Uncertainty over radiation as Russia’s wildfire danger still exists
Vice President of the European Parliament Rodi Kratsa said in a letter to the chamber last week that there are “serious risks” of radiation reaching Europe and asked her fellow deputies to find out whether Russia has a “prevention plan … to avoid the release of radioactive particles into the atmosphere.”
Fallout from Russia’s Fires – the ashes of Chernobyl, TIME, Simon Shuster , 20 Aug 2010, – “……. On Aug. 18, it [the Russian government] organized a trip to Bryansk for observers and environmentalists. Ivan Blokov, who went on behalf of Greenpeace, says the trip left some of the most crucial questions unanswered and convinced him only that the region’s firefighting infrastructure is “in a state of collapse” and would be unable to contain a major fire in the radioactive forests.
According to Komogortseva, who took a helicopter tour of the region with ministry officials on Aug. 18, the fires in Bryansk finally seem to have been extinguished. Yet thousands of tons of radioactive deadwood still litter the forest floor, she says. The wood could release a cloud of radiation if ignited.

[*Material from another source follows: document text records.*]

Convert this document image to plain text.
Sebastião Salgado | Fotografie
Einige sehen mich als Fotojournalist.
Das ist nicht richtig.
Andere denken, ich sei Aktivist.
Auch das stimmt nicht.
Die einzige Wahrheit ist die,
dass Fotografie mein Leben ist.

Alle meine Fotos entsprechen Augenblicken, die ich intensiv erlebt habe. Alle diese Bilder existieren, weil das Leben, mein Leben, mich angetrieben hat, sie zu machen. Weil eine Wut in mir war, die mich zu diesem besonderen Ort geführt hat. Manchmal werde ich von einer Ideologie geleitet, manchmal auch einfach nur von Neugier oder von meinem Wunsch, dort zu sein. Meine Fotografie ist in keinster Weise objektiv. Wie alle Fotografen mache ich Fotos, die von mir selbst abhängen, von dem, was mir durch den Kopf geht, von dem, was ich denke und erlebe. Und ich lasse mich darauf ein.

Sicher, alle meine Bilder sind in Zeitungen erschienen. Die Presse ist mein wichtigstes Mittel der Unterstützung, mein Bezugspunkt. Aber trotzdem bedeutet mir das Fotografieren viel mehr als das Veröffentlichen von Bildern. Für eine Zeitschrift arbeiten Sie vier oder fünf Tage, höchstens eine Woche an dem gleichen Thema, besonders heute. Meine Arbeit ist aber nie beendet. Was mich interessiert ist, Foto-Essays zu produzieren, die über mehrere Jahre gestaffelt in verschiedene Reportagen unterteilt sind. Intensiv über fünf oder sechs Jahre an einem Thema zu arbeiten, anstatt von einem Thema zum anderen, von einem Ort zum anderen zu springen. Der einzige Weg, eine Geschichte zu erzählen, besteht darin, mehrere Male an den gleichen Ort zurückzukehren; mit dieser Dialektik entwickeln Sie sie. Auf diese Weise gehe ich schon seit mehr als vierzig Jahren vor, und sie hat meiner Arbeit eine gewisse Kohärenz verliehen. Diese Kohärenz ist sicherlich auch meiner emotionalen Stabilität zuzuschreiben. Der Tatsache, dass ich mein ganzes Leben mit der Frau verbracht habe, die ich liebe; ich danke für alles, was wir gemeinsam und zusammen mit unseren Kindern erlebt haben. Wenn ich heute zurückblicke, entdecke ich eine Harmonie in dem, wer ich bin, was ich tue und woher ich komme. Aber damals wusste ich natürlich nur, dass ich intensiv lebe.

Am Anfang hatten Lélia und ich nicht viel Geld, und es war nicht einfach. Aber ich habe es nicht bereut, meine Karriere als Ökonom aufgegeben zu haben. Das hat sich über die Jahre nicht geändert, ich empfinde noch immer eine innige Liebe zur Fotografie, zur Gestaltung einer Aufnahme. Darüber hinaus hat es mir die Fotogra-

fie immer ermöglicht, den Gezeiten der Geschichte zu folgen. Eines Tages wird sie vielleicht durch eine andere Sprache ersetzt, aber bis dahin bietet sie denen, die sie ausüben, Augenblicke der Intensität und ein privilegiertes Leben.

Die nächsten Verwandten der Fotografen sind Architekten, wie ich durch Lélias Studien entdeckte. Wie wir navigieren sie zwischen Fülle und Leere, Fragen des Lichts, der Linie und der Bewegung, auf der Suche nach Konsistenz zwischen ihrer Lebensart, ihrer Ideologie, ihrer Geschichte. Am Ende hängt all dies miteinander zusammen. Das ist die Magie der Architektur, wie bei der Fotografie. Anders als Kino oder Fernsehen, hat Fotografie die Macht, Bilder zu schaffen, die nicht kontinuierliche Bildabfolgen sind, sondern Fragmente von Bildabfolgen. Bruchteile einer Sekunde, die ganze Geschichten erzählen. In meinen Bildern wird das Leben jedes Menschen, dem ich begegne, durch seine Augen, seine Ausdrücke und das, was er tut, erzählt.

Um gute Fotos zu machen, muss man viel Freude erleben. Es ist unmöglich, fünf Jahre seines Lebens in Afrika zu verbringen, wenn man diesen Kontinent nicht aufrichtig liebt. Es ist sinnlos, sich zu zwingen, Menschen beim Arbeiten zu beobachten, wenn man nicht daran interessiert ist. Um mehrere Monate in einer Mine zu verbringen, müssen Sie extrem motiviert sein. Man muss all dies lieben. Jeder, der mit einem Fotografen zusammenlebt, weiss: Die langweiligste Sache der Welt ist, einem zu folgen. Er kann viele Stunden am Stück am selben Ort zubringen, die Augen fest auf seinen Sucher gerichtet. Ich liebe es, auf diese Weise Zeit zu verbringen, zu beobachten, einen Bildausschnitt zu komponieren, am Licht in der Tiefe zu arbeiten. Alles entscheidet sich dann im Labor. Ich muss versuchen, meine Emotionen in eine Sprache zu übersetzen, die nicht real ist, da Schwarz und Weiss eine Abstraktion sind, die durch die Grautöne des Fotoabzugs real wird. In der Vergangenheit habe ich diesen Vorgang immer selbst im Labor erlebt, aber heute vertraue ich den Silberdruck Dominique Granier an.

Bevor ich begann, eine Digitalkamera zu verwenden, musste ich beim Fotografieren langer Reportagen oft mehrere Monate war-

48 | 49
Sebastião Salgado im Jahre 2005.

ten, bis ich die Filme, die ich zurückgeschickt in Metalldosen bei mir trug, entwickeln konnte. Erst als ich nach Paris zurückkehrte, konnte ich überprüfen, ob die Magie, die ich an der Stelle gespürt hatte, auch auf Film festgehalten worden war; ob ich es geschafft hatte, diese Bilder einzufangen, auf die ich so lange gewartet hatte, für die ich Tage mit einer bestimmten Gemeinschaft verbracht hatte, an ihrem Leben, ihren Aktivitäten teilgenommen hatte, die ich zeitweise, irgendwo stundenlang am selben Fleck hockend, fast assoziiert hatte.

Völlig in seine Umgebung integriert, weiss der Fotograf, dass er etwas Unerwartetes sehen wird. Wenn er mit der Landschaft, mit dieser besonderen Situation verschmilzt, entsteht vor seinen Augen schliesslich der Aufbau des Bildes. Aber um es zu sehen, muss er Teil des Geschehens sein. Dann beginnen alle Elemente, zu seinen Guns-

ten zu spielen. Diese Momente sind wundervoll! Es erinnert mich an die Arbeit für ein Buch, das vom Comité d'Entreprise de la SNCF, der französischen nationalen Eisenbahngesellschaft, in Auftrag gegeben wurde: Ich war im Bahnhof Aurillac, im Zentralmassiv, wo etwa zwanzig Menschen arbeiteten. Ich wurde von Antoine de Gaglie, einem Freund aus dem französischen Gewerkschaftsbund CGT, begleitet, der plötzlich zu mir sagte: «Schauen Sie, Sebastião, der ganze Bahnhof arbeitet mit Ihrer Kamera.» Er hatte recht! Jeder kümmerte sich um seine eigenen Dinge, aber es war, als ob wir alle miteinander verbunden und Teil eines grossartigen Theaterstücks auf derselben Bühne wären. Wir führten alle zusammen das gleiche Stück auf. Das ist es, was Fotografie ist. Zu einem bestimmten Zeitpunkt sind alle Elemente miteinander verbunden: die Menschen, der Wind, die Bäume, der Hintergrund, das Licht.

The levels would be a tiny fraction of what Chernobyl poured into the atmosphere 24 years ago, but experts have warned that winds could carry radioactive particles deep into Europe, and the effects are difficult to predict because of the lack of reliable data from Bryansk.
Some European officials are worried. Vice President of the European Parliament Rodi Kratsa said in a letter to the chamber last week that there are “serious risks” of radiation reaching Europe and asked her fellow deputies to find out whether Russia has a “prevention plan … to avoid the release of radioactive particles into the atmosphere.” Right now, though, the only such plan in Moscow seems to be aimed at preventing information leaks that could embarrass the government. To the Russians who have lost their homes, their livelihoods and their loved ones, that’s not nearly enough.